訪問者

 先日、消え入りそうな声で、若い女性から、電話がかかってきました。なんでも、自分も主人も職場でいじめにあっていて、相談に乗って欲しいというのです。

 これまでにも、インターネットにホームページを開設してから、私どもの寺を訪ねてこられるということが何度かあり、その日は、法務がかなり積んでいましたが、電話の声があまりに弱々しく心配されましたので、なんとか都合をつけ、取りあえず、寺に来るようにいいました。

 約束の時間の五分ほど前、歩いて来るといっていたので、寺が工事中のこともあって分かりづらかろうと思い、外に出て待っていました。ところが、時間を過ぎてもそれらしき姿はいっこうに見えません。それで、今回はもう来ないかもしれないと思い、ひとまず寺の中に入ることにしました。

 それが、不思議なタイミングで、私が中に入り、一呼吸おいた頃合い、玄関でチャイムを鳴らす男女二人の姿がありました。

 それで、本堂に上がってもらうと、電話とは違って、男性の方が一気に淀みなく喋り始めました。話の概要は、こうであります。

 自分は帽子を被っているが、ストレスからくる円形脱毛症のため無礼を許して欲しい。自分たちには両親がなく、自分は祖母に育てられ、妻は孤児院で育った。実は、自分たちはこれから死のうと考えている。これまでいろいろなお寺にも相談をしたが、「人間、死ぬ気でやれば何でもできる」といわれるだけで、冷たいものだった。しかし、今日このように相談に乗ってもらえるお寺に巡り逢え、お寺に対して良い印象を持って死ねることは幸せなことである。

 住むところがないので、新聞の求人広告を見て、寮付きのところに就職したものの、そこは蛸部屋のようなところで、十二万円の給料から十一万円親方が天引きをして、一万円でやっていかなければならない。だから、食事はほとんどカップラーメンで、悪いこととは知りながら、ときどき、近くの畑から野菜を失敬して食べているような状態である。

 だから、子供ができてもとても育ててはいけないので、最初の子は堕さざるを得なかった。ところが、今回また妻に子が宿り、現在四ヶ月である。親方は、「堕せ」と妻を責め、殴る蹴るの暴行を受けている。

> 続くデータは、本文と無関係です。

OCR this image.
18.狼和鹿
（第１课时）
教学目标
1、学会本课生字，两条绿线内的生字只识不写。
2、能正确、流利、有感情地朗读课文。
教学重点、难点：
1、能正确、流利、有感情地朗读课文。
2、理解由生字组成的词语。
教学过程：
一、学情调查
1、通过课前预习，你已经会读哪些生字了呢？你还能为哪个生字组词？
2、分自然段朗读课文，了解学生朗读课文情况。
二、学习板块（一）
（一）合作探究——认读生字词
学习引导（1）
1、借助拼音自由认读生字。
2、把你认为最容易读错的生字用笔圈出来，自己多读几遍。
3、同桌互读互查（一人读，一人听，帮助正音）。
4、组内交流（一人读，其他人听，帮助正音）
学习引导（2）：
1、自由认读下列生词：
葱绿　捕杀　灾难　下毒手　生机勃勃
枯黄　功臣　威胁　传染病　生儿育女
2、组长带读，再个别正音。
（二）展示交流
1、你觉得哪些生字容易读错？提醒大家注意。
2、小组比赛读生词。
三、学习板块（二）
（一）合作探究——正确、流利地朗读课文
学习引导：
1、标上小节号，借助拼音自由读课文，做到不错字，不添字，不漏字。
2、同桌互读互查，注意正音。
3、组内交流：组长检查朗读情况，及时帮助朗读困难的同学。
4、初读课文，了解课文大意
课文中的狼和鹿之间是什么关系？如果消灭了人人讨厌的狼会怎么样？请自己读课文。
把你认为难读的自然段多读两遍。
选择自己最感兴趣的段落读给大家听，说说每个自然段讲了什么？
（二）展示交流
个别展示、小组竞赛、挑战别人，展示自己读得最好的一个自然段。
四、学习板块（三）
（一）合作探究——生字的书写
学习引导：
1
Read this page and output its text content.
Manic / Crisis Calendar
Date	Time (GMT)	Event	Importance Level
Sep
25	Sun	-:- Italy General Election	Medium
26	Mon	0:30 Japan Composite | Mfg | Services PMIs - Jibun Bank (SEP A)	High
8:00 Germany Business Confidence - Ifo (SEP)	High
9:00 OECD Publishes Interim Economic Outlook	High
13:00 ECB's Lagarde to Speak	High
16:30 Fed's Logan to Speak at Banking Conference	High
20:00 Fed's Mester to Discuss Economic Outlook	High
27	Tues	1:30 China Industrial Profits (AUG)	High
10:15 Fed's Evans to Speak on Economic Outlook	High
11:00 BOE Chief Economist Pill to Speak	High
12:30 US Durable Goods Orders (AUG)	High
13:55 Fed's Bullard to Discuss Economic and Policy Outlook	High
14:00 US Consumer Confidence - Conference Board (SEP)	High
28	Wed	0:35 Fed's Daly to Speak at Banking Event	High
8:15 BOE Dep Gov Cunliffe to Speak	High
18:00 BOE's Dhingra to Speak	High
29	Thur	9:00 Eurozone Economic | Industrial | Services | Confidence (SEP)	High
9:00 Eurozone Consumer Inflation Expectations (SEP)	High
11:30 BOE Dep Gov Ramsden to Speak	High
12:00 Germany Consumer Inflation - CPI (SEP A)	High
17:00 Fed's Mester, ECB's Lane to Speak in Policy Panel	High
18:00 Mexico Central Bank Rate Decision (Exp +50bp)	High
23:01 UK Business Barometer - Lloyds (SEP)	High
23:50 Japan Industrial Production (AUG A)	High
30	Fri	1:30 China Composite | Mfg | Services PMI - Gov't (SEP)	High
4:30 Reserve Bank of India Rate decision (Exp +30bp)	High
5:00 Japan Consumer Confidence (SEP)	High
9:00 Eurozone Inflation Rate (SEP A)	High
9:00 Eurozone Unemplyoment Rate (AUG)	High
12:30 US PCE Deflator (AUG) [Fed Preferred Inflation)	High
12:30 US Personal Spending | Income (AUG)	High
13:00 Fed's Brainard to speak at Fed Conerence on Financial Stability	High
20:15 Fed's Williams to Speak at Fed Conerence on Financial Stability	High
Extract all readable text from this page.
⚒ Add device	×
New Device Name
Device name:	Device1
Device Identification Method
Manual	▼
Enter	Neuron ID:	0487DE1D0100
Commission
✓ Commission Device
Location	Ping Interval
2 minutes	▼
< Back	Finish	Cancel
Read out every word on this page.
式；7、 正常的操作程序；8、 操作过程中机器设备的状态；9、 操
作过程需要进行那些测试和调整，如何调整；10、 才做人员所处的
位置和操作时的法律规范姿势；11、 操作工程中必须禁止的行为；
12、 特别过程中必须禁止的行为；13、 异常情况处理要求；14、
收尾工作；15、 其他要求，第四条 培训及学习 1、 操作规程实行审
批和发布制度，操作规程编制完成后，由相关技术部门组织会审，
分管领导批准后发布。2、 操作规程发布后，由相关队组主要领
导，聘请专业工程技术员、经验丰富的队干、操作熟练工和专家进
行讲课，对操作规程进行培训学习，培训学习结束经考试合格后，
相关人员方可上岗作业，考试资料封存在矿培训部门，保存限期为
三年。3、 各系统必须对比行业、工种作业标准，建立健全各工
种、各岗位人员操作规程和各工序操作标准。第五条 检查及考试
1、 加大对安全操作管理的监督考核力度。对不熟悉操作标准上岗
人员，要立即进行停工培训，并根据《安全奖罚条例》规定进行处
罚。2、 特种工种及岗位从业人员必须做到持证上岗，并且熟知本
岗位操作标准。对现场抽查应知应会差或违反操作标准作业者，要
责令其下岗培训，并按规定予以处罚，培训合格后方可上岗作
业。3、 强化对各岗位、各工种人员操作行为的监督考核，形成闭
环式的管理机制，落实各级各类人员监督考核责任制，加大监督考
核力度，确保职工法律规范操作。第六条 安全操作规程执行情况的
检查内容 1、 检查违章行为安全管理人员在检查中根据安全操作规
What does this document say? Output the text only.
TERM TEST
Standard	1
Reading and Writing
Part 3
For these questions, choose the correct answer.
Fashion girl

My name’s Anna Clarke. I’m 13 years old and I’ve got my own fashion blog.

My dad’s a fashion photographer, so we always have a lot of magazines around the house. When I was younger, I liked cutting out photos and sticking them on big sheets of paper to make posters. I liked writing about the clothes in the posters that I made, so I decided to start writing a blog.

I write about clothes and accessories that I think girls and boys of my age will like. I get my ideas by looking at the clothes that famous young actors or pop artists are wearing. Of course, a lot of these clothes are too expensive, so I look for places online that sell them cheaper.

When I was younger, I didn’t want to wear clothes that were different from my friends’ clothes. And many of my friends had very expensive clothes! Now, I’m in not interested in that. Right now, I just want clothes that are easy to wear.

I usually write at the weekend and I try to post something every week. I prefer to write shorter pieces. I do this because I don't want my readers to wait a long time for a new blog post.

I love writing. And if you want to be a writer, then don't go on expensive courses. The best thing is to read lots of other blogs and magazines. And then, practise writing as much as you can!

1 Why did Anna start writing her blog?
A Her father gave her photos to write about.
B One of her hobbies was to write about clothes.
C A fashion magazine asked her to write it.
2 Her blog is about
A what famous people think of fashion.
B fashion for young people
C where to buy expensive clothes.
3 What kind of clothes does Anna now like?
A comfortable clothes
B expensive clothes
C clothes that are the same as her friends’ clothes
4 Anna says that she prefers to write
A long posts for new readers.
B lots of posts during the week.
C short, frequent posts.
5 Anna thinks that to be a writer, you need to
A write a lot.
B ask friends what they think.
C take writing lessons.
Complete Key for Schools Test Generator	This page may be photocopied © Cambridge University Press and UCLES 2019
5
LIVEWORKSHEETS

 自分は以前、横着な道に入っていたことがあり、そのころ世話になった人が六番町にいるので、今回その人を頼ってきたのだが、「親方の元に返れ」といわれてしまった。自分としては、戻るつもりはない。死ぬ決心をした。

 と、これまで、おそらく何度も繰り返し話してきたのでありましょう、ドラマ仕立てになっています。しかし、あまりに出来すぎた話ですし、暴力を受けているといっても、それらしい様子は見あたりません。しかも、男性は、塗装工だというのですが、見る限り、働いている手ではありません。

 私が先ず彼らに聞いたのは、どうして当山を訪ねてきたかということでした。それは、ホームページからではなく電話帳を調べてきたということでした。ということは、彼らにしてみたら、どこの寺でもよかったわけです。また、最初の現れ方からして、第一印象があまり良くありませんでしたので、こちらも、彼らの話を冷静に聞くことができました。だからでしょうか、クライマックスである「死ぬ決心をした」が、今ひとつ演じきれず、涙が出てこないのです。

 そこで、次のように話して帰っていただくことにしました。

 二人とも親がないというが、本当に親のいない者はない。しかも、今は、自分たちが親になろうとしている。命というものをよく考えるように。あなた達に、「生きろ」とも「死ね」ともいわない。ただ、堕してしまった子に対しては、「すまなかった」という懺悔の心を持つように。今から、水子の供養をしてあげるから、仏様に手を合わせるように。 (読経)

 孫悟空が持っている棒を如意棒というが、思うがままになることを「如意」という。しかし、世の中は、思い通りにならない「不如意」なものである。そこを生きていくのが人間である、と。

 帰り際、茶菓子を差し出したら、「乞食ではない」との言。確かに、それでも、人の心の真意は量りがたいものです。次の日、若い男女の心中のニュースが少しは気になりました。はたして、これで良かったのかどうか……。